Mae Chang: "Ricky, nothing else is registering out there."
"Just one swarm, Ricky." That was David Brooks.
"It can't be alone!" Ricky was gripping the radio so tightly his fingers were white. He pressed the button. "Vince? Take the PPI up to seven."
"You sure?"
"Do it."
"Well, all right, if you really think-"
"Just skip the fucking commentary, and do it!"
Ricky was talking about increasing the positive pressure inside the building to seven pounds per square inch. All clean facilities maintained a positive pressure so that outside dust particles could not enter from any leak; they would be blown outward by the escaping air. But one or two pounds was enough to maintain that. Seven pounds of positive pressure was a lot. It was unnecessary to keep out passive particles.
But of course these particles weren't passive.
Watching the cloud swirl and undulate as it came closer, I saw that parts of it occasionally caught the sunlight in a way that turned it a shimmering, iridescent silver. Then the color faded, and the swarm became black again. That had to be the piezo panels catching the sun. But it clearly demonstrated that the individual microunits were highly mobile, since the entire cloud never turned silver at the same time, but only portions, or bands. "I thought you said the Pentagon was giving up on you, because you couldn't control this swarm in wind."
"Right. We couldn't."
"But you must have had strong wind in the last few days."
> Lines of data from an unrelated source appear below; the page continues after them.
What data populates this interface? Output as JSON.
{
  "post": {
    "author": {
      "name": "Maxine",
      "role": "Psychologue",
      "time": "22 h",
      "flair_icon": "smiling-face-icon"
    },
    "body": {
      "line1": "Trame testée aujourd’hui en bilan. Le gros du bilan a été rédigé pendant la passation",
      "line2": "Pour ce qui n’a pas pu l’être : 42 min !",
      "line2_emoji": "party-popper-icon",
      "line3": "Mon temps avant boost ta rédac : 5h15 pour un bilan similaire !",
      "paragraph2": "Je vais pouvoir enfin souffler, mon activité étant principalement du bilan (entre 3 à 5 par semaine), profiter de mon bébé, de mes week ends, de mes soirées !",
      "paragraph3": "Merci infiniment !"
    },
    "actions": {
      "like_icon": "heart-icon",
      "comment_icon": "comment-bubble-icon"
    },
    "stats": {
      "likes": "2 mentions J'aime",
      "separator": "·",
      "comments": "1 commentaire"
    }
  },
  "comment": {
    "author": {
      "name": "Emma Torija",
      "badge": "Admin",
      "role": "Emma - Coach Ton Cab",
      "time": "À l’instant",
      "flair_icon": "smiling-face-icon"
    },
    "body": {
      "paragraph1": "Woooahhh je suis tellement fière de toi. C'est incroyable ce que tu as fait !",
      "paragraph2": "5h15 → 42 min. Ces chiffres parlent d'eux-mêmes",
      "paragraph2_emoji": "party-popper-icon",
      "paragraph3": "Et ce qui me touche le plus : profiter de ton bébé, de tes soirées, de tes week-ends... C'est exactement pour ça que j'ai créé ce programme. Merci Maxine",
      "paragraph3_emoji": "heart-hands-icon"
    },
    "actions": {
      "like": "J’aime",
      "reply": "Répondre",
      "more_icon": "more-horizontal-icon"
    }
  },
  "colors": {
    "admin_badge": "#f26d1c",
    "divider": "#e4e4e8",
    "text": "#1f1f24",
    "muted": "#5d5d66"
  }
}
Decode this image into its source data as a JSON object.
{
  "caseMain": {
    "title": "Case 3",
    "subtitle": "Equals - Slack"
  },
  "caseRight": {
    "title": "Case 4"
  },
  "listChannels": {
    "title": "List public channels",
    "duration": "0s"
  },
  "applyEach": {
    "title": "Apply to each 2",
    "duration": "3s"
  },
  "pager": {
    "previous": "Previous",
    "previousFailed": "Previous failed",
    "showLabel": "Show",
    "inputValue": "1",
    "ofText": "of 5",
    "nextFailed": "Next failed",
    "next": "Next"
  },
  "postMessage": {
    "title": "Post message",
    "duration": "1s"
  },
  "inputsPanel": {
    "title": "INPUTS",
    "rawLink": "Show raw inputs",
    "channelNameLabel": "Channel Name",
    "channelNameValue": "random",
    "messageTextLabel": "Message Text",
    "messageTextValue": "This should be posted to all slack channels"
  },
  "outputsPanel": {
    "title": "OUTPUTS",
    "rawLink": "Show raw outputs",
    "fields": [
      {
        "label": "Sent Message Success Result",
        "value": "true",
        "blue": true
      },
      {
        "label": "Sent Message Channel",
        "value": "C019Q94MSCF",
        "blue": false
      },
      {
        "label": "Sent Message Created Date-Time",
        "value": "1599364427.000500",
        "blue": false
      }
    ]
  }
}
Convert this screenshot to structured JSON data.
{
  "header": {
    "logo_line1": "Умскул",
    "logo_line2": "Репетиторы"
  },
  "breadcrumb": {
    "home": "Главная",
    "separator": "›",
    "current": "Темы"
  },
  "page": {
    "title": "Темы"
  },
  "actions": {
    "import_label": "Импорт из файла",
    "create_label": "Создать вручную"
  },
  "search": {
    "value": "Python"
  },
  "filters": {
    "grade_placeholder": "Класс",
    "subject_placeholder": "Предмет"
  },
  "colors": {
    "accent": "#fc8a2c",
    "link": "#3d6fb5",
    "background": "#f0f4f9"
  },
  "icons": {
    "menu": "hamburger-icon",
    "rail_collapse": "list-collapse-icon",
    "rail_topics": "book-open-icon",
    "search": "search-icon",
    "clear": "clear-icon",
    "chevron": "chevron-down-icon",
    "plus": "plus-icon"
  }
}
"Of course. Usually comes up in late afternoon. We had ten knots yesterday."
"Why wasn't the swarm blown away?"
"Because it's figured that one out," Ricky said gloomily. "It's adapted to it."
"How?"
"Keep watching, you'll probably see it. Whenever the wind gusts, the swarm sinks, hangs near the ground. Then it rises up again once the wind dies down."
"This is emergent behavior?"
"Right. Nobody programmed it." He bit his lip. Was he lying again?
"So you're telling me it's learned…"
"Right, right."
"How can it learn? The agents have no memory."
"Uh… well, that's a long story," Ricky said.